JPY traded higher supported by gains in cross trade as European currencies were pressured by report of EU concern about EUR appreciation and commodity currencies weakened in reaction to a decline in global equity markets. Japan's economic data was mixed with the Tankan big manufacturing diffusion index reported in line with expectations -33. CAPEX spending declined more than expected reported down 10.8%. August retail sales rose by 1%.EUR/JPY traded lower pressured by a statement from EU officials that the EU will discuss EUR appreciation, in reaction to report that the EU unemployment rate hit a 10 year high and German retail sales were weaker than expected. GBP/JPY traded lower with GBP pressured by report of an unexpected decline in UK September manufacturing index. AUD/JPY was pressured by weaker equity market trade as today's weak data from Europe generates concern about the global recovery outlook. JPY was also supported by safe haven flows as weaker equity market trade dampens risk appetite. JPY continues to benefit from diminished risk of BOJ intervention as the Japanese government plans to shift its focus to the domestic economy and rely less on exports for growth. JPY also benefits from speculation that the BOJ may soon let its corporate bond purchase plan expire and begin an exit strategy from quantitative ease. The OECD says that the BOJ should freeze interest rates until deflation ends and warned that price declines may choke off the nascent economic recovery in Japan.
On October 2nd August unemployment and household spending will be released. The unemployment rate is expected to rise to 5.8% from 5.7% and household spending is expected to rise by.3% compared to a 1.3% decline last month.
Key technical levels to watch in USD/JPY include support at 88.24 the September 28th low with resistance at 91.63 the September 24th high.

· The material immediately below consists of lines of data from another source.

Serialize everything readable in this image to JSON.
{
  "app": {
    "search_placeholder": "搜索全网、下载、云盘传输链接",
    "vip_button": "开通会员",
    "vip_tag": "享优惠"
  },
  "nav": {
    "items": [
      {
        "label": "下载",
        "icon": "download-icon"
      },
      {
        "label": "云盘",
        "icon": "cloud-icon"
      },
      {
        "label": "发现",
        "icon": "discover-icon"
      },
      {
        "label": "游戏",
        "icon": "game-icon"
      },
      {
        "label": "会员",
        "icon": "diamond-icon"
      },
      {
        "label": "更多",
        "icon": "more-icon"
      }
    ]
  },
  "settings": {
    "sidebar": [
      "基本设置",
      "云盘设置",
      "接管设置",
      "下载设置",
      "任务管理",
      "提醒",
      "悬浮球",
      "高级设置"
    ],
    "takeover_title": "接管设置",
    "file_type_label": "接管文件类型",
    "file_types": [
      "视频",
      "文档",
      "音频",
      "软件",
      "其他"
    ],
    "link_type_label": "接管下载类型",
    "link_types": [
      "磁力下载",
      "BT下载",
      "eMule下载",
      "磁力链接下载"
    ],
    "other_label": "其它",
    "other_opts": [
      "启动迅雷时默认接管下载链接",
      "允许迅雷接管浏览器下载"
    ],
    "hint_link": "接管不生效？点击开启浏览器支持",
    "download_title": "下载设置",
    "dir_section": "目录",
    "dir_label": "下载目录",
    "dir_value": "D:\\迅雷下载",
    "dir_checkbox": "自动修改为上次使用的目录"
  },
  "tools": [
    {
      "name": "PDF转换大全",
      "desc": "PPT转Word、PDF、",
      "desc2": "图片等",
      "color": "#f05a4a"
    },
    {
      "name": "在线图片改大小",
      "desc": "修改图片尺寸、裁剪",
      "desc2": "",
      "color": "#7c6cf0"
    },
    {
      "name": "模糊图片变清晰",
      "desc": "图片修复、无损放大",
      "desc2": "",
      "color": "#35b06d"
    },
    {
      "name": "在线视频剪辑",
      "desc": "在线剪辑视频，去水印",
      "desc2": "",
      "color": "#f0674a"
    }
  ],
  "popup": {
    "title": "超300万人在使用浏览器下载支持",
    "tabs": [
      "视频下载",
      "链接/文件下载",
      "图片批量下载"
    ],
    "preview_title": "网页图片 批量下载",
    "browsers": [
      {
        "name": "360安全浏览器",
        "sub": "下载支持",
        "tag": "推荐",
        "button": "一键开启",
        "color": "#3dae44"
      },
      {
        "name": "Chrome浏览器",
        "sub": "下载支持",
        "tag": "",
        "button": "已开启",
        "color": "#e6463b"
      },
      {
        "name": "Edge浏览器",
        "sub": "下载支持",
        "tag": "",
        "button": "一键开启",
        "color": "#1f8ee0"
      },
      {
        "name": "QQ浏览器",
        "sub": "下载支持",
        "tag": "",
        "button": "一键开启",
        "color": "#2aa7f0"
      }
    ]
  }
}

EUR traded lower pressured by a report that EU officials are concerned about EUR appreciation and in reaction to weaker than expected EU economic data. EU's Almunia says that the EU will be discussing EUR appreciation ahead of this weekend's G-7 meeting. ECB President Trichet warned that excessive FX moves have adverse implications. Monday Trichet said that he favors a strong USD.EU officials are expected to continue to try and talk the USD higher. The G-7 will meet in Istanbul this weekend and it appears that currency issues will be on the agenda. The EU unemployment rate rose to its highest level in 10 years at 9.6% and German August retail sales declined by 1.5%. These reports generate concern that the EU economic outlook remains uncertain. The IMF raised its outlook for next year's economic rebound but also warned that global rebalancing will be difficult at current Forex levels. It will be interesting to see how tensions develop within the G-7 about FX levels as EU officials express concern about the EUR rise versus the USD, Japanese officials appear to be moving in favor support a stronger JPY, BOE's King suggests that we GBP is positive for the UK economy, BOC officials express concern about CAD strength and Yuan appreciation is generally thought to be needed to help rebalance the global economy. There was limited reaction to reports that EU manufacturing PMI rose to 49.3 from 48.2 last month. EUR remained under pressure after the release of US jobless claims posted an unexpected rise.

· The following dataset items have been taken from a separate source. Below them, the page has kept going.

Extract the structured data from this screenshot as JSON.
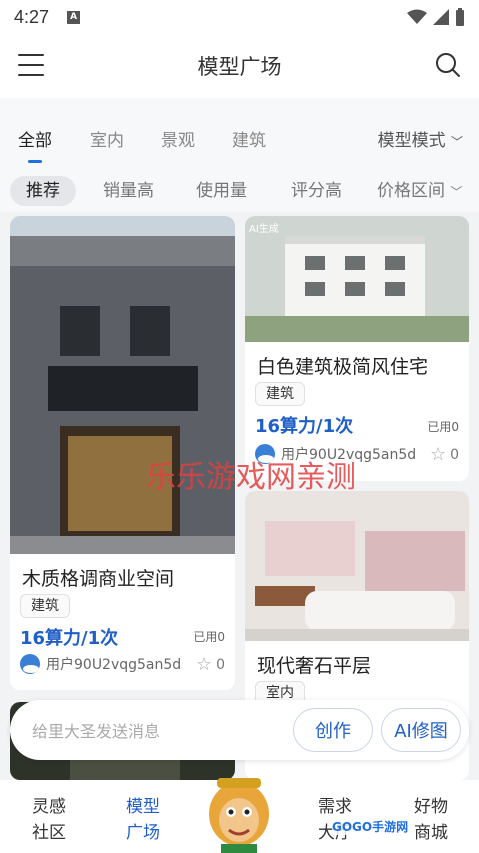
{
  "status": {
    "time": "4:27",
    "notif_icon": "A"
  },
  "topbar": {
    "title": "模型广场"
  },
  "tabs": [
    {
      "label": "全部"
    },
    {
      "label": "室内"
    },
    {
      "label": "景观"
    },
    {
      "label": "建筑"
    }
  ],
  "mode_label": "模型模式",
  "filters": [
    {
      "label": "推荐"
    },
    {
      "label": "销量高"
    },
    {
      "label": "使用量"
    },
    {
      "label": "评分高"
    },
    {
      "label": "价格区间"
    }
  ],
  "cards": [
    {
      "title": "木质格调商业空间",
      "tag": "建筑",
      "price": "16算力/1次",
      "used": "已用0",
      "user": "用户90U2vqg5an5d",
      "stars": "0"
    },
    {
      "title": "白色建筑极简风住宅",
      "tag": "建筑",
      "price": "16算力/1次",
      "used": "已用0",
      "user": "用户90U2vqg5an5d",
      "stars": "0",
      "image_label": "AI生成"
    },
    {
      "title": "现代奢石平层",
      "tag": "室内"
    }
  ],
  "watermark": "乐乐游戏网亲测",
  "input": {
    "placeholder": "给里大圣发送消息",
    "create_button": "创作",
    "ai_button": "AI修图"
  },
  "nav": [
    {
      "line1": "灵感",
      "line2": "社区"
    },
    {
      "line1": "模型",
      "line2": "广场"
    },
    {
      "line1": "需求",
      "line2": "大厅"
    },
    {
      "line1": "好物",
      "line2": "商城"
    }
  ],
  "gogo_logo": "GOGO手游网"
}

On October 2nd EU PPI will be released expected at -0.6% compared to -0.8% last month.
The technical outlook for the EUR is mixed as EUR fails to hold last weeks rally above 1.4700. Expect EUR support at 1.4515 the September 14th low and 1.4465 the September 9th low with resistance at 1.4668 the October 1st high.
GBP traded lower pressured by report of an unexpected decline in UK manufacturing PMI with downside limited by gains in cross to the EUR as EU officials express concern about EUR appreciation. UK September manufacturing PMI declined to 49.5 from 49.7 last month. This was the second consecutive monthly decline in UK manufacturing .The PMI report generates concern about the outlook for UK economic recovery. Most of this week's UK economic data encouraged speculation that the UK economy is improving with report that house prices rose at the fastest pace in two years and consumer confidence reached its highest level 19 months. In addition the IMF raised its UK 2010 and GBP forecast to 0.9% from 0.2%. The IMF also says that the UK is facing a 2009 financing gap of £215bln which is 15% of UK GDP. GBP has been underperforming partly because of concern about rising UK government debt along with speculation that the BOE may soon reduce its remuneration rated pays on commercial bank holdings. As noted above, EU officials are becoming increasingly concerned about the strength of the EUR. EU concern about EUR strength sparked selling of the EUR/GBP crosses and limited GBP downside.
The technical outlook for GBP is negative as GBP trades below 1.6000. Expect near-term support at 1.5825 the September 29th low with resistance at 1.6127 September 30th high.
CAD traded lower pressured by a spike in risk aversion as equity markets decline and weak economic data from Europe generates concern about the global recovery. CAD downside was limited by the IMF forecast that 2010 global growth will be stronger than originally forecast. CAD has remained well supported despite Wednesday's report that Canadian GDP for July was flat. The flat Canadian GDP reading suggests that the Canadian recovery may be stalling. CAD traded mixed erasing earlier losses after the report of stronger than expected US consumer spending. US consumer spending in August rose at its fastest pace since 2001. The report helps balance concern about the US recovery that was generated by an earlier report of an unexpected rise in US jobless claims. CAD remains vulnerable to comments from Canadian officials expressing concern that strong CAD is a threat to the Canadian economic recovery. In a speech Tuesday, BOC Governor Carney said that strong CAD is a major risk for the Canadian economy and outlook for inflation. Carney refused to answer a question about what level he thought was appropriate for the CAD. Carney went on to say that the Bank of Canada expects the economy to grow by 1.3% in Q3 and that growth may be faster because of gains in automobile production and lower inventories. Carney noted that part of the CAD rise is related to positive fundamentals and there is a growing sense that BOC officials are unlikely to implement physical intervention as long as the CAD rise is gradual.
The technical outlook for CAD is mixed as USD/CAD trades back below 1.0800. Look for near-term support at 1.0660 the September 23rd low with resistance at 1.10925 the September 29th high.
After rising to a fresh 13 month high Wednesday supported by strong Australian retail sales and improved optimism about the global recovery, AUD traded lower Thursday in reaction to weaker equity market trade and report of weaker than expected economic data from Europe. An unexpected drop in UK manufacturing PMI, weaker German retail sales and report that EU unemployment rate rose to a ten year high generates fresh concern about the global recovery. Today's US economic data was mixed but also contributed to concern about US recovery as jobless claims rise more than expected and manufacturing PMI rises less than expected. There were pockets of better than expected US data with pending home sales and construction spending reported higher than expected and consumer spending rising at its fastest pace in eight years. US equity markets traded with a triple digit loss after the release of today's US data and the decline in US equities pressured the AUD. AUD downside should be limited by RBA rate hike speculation. Earlier in the week RBA Governor Stevens said that interest rates will eventually need to rise and RBA watcher in the McCrann aid he expects the RBA hike rates in November or December. Australia's September PMI rose by 0.3%. The PMI rise is another indication that the Australian economy is improving.
The technical outlook for the AUD is positive as AUD trades at a new high for 2009. Expect AUD support at 8734 the September 30th low with resistance at 8950 the August 11th high.